Hendes Verden
- Categories: Women's magazine
- Frequency: Weekly
- Publisher: Egmont Magasiner A/S
- Founded: 1937; 89 years ago
- Company: Egmont Group
- Country: Denmark
- Based in: Copenhagen
- Language: Danish
- Website: Hendes Verden

= Hendes Verden =

Danish women's magazine

Hendes Verden (Danish: Her World) is a weekly women's magazine and family magazine based in Copenhagen, Denmark. The magazine has been in circulation since 1937.

==History and profile==
The magazine was established with the name Flittige Hænder (Danish:Diligent Hands) in 1937. It was renamed Hendes Verden in 1965. The magazine is part of the Egmont, Group and its publisher is Egmont Magasiner A/S. Its former publisher was Gutenberghus Bladene. The magazine is published weekly and is headquartered in Copenhagen. The weekly offers articles on health foods, personal care, diet, health tips, interior decorating and needlework.

==Circulation==
Hendes Verden sold 129,000 copies in 1967, 115,000 copies in 1968, 110,000 copies in 1969 and 108,000 copies in 1970. The circulation of the weekly was 98,000 copies in 1971, 106,000 copies in 1972, 127,000 copies in 1973 and 147,000 copies in 1974.

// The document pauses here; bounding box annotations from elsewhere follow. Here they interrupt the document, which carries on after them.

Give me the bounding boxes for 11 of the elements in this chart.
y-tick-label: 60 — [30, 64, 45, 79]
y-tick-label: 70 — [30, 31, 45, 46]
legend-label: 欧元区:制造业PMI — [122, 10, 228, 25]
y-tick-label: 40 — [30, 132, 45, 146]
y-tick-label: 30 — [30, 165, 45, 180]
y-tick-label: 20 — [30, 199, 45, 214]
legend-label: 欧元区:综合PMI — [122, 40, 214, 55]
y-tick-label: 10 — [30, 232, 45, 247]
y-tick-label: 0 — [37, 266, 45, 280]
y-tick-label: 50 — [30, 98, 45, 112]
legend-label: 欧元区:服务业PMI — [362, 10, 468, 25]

Hendes Verden sold 57,000 copies in 2001. In the first half of 2007 the circulation of the magazine was 47,836 copies. It was 48,000 copies in 2007 and 45,000 copies in 2008. The magazine had a circulation of 38,732 copies in 2010 and 36,903 copies in 2011. It was 33,276 copies in 2012. In 2013 the magazine sold 31,000 copies.